A trademark is a sign that distinguishes the goods and services offered in the market by a particular manufacturer or trader. Its main function is to be able to distinguish goods and services of the same kind in the market. When the trademark does not comply with this function, a cancellation action for non-use can be filed against it. Thus, exclusive right in the trademark is lost when the trademark is not really and effectively used in the market, as it would not be complying with its main function.
Accordingly, law establishes that the Trademark Office shall, at the request of an interested party, cancel a trademark registration when without any valid reason, the trademark has not been used in any Member Country of the Andean Community, by the owner, a licensee or other authorized person, for three consecutive years immediately before the filing date of the petition for cancellation. The cancellation of a registration for non-use of the trademark can be also petitioned as defense in an opposition proceeding filed on the basis of the unused trademark (Article 165 of Decision 486).
Furthermore, law establishes that no cancellation action shall be commenced until three years after the date of notification of the final decision on the registration of the respective trademark in the administrative proceeding, and that the person obtaining a favorable decision shall have preferential right to register the trademark. Said right may be invoked from the filing date of the petition for cancellation, until maximum three months after the date of the final cancellation decision in the administrative proceeding.
In this way, the logic of law has sense. A trademark grants its owner the exclusive right to use it but if the trademark is not really and effectively used in the market, the owner can lose this right since the trademark would not be complying with its essential function of identifying a certain good or service in the market. In turn, a third party interested in using the trademark can obtain its cancellation and then register it in its favor. But the trademark owner must be given at least a three year period as from the registration date to use its trademark in the market.
Although the abovementioned provisions are crystal clear, in the case of Peru, the Trademark Office is generating the existence of registrations invulnerable to cancellation actions for non-use. In fact, it usually happens that, when a trademark is granted without having been opposed, the Trademark Office waits until applicant comes to the Trademark Office to obtain the notification of the final decision on the registration of the respective trademark instead of sending the notification of the decision granting the trademark registration to the applicant’s address.

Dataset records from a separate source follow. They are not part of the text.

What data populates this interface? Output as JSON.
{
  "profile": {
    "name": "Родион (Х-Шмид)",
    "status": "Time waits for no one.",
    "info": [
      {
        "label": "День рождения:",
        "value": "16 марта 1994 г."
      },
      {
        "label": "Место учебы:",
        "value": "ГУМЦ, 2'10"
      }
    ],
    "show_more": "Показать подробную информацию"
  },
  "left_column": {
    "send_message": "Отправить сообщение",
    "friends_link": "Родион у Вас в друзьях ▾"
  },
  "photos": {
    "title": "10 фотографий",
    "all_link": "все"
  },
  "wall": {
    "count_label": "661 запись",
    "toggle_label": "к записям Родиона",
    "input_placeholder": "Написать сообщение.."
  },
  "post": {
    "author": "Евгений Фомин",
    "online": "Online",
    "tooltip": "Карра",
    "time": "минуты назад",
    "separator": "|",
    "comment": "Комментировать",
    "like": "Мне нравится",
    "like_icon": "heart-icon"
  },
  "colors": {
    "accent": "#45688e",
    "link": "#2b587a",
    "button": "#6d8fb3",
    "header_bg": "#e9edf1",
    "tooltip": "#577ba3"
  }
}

This failure to send the notification of the decision granting the trademark registration causes that, in practice, there exists a large number of decisions granting trademark registrations that have not been notified nor picked up by the trademark owner, which in turn prevents that the three-year term counted as from the date of notification of the decision granting registration of the respective trademark starts to run in order to allow filing the petition for cancellation based on the non-use of said trademark. Given these circumstances, when a interested party seeks to file the petition to cancel the trademark registration, said petition is declared inadmissible by the Trademark Office on the pretext that the three-year term counted as from the notification date of the decision granting the registration has not passed and, forced by the circumstances the Trademark Office sends notification of said decision to the applicant of the trademark registration so that said term starts to run.
The cancellation action is declared inadmissible despite being the Trademark Office which, by negligently failing to notify applicant of the decision granting the registration, causes this irregular situation. In practice, the result of this irregularity is the appearance of registrations permanently invulnerable to cancellation actions based on non-use, which is evidently incongruous and a violation of the ratio legis of the existence of the non-use cancellation action as a penalty imposed on the trademark owner for not really and effectively using it, not allowing that the trademark complies with its essential function in the market.

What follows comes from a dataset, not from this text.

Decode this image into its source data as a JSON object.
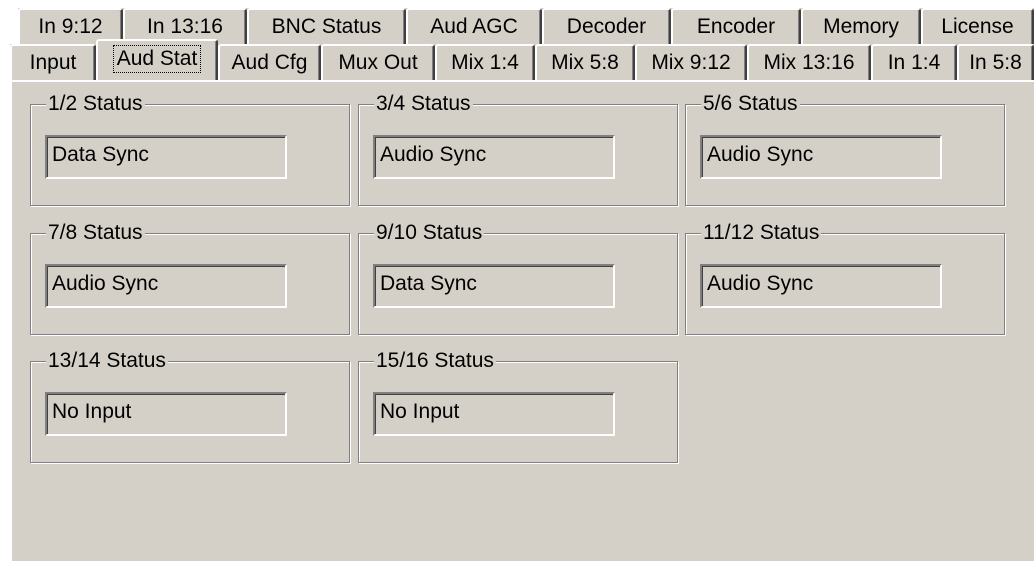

The Asociación Peruana de Propiedad Industrial y Derechos de Autor (APPI) –Peruvian Association of Industrial Property and Copyrights- has expressed its concern about the problems caused by this situation. The Trademark Office has taken due note of this observation and has offered to regularize the service of process of decisions granting trademark registrations which are not picked up by applicants. This process has already begun but progress is slow. For this reason, it is expected that since a new System of notifications of administrative acts and other notices issued in administrative proceedings by the Trademark Office (Rule Nº 001-2013/TRI-INDECOPI) has been approved, said rule will contribute to accelerate the process, for example, ordering the mass notification by edict published in the official gazette “El Peruano”, thus making feasible that registrations invulnerable to non-use cancellation actions disappear in the shortest term.